Overall survival for 205 patients receiving abdominal (or intraperitoneal) chemotherapy in the study was an average of 65.6 months, a 25 percent improvement over the intravenous-only group (49.7 months) of 210 patients. Similarly, relapse-free survival for those receiving intraperitoneal chemo was 23.8 months compared with 18.3 months for the intravenous-alone group, a 20 percent improvement.

"This is a significant improvement in survival for women with this disease, which is most often diagnosed at an advanced stage," notes Armstrong.

Side effects, such as suppressed blood counts and neurological problems, were significantly worse for the group receiving intraperitoneal (IP) chemotherapy. They reported poorer quality of life during their treatment. However, investigators noted that, one year later, patients in the IP group were on par with those only getting intravenous chemo. Nine patients died due to complications of the treatments; five from receiving IP chemotherapy and four from intravenous.

With these study results, the team of investigators supported by the national Gynecologic Oncology Group now can recommend IP therapy as the new standard for many women with ovarian cancer. According to Armstrong, many institutions have already adopted this practice.

Armstrong believes that some clinicians might be deterred by cost and lack of familiarity with IP. "We haven't done a cost analysis, but we expect IP therapy to be more expensive than intravenous - more drug and more staff time," she said.
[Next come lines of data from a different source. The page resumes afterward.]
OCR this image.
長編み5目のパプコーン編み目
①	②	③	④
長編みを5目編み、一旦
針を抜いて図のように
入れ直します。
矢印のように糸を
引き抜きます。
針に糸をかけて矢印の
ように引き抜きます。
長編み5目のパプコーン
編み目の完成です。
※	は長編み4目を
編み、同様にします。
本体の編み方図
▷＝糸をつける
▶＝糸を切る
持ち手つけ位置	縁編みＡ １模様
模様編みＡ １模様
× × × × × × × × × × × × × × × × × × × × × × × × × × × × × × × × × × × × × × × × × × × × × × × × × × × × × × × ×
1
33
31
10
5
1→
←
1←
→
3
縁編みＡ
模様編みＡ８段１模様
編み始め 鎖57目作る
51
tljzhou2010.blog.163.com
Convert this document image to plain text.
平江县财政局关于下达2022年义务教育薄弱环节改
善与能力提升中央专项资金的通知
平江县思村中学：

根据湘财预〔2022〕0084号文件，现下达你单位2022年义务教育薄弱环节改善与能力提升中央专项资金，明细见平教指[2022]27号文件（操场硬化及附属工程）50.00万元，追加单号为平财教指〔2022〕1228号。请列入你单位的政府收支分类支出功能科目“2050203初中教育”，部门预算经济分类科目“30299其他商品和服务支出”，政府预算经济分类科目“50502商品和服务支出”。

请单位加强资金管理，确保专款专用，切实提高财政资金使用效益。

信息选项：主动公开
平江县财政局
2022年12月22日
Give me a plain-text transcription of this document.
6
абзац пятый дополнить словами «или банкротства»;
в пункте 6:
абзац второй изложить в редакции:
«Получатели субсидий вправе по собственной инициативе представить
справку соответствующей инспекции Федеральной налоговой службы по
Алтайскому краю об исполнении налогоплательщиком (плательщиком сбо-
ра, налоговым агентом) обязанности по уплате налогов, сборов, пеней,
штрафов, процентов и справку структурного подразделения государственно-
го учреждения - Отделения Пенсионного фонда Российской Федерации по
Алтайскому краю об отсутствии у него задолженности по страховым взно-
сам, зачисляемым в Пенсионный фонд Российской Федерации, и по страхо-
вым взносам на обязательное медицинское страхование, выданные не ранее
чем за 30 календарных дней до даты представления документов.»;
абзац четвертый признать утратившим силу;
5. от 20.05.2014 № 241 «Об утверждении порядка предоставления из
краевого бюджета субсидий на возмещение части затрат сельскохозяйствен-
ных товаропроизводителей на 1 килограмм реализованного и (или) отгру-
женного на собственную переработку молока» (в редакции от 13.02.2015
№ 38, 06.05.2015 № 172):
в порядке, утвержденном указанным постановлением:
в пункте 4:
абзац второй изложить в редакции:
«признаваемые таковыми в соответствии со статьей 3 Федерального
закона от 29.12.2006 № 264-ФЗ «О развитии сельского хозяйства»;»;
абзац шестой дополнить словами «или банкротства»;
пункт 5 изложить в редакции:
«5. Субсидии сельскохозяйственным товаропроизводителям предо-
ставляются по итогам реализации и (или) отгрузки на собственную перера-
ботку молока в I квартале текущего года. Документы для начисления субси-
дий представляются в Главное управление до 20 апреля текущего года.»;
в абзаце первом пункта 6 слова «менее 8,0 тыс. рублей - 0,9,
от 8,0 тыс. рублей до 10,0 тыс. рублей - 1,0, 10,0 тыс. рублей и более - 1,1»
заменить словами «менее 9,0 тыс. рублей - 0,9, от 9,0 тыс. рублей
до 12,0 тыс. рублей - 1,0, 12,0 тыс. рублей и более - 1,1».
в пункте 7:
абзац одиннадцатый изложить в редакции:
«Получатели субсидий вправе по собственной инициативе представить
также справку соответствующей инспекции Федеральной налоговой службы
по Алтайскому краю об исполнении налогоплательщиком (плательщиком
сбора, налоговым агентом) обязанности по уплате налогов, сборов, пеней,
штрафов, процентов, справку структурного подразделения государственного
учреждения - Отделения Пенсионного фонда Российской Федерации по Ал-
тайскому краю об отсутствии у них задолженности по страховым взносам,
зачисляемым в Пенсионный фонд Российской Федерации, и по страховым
Patients with adhesions or surgical complications, poor kidney function, and those who have had the left side of their colon removed during surgery are not ideal candidates for IP therapy.

It also is not clear whether the procedure has any benefit for recurrent disease or patients with large amounts of residual disease after surgery.

"The first and most important step is good surgery," says Robert Bristow, M.D., director of the Johns Hopkins Ovarian Cancer Center. "If you don't start with a surgeon specializing in gynecologic oncology who can effectively remove most of the tumor, then intraperitoneal chemotherapy may not work."

According to Armstrong, fewer than 50 percent of U.S. women with ovarian cancer seek a gynecologic oncology specialist for their surgery despite research showing better outcomes for this group.

IP chemotherapy was first studied half a century ago for colon cancer but never gained popularity for ovarian cancer despite several studies that hinted at survival benefits. The benefits were overshadowed by the promise of new chemotherapy drugs such as paclitaxel, one of the chemo drugs used in Armstrong's study.

The second chemotherapy agent used in the current study was cisplatin, a drug which most clinicians bypass in favor of carboplatin, a faster and better tolerated drug. But since it does not appear to penetrate tumors as well, most believe that carboplatin is not currently a drug-of-choice for IP therapy.

"Modern dosing techniques may reveal that may not be true, and we're conducting an early study of IP therapy with carboplatin," says Armstrong. Some investigators are also studying ways to add new agents that are highly specific for cancer cells into the IP regimen.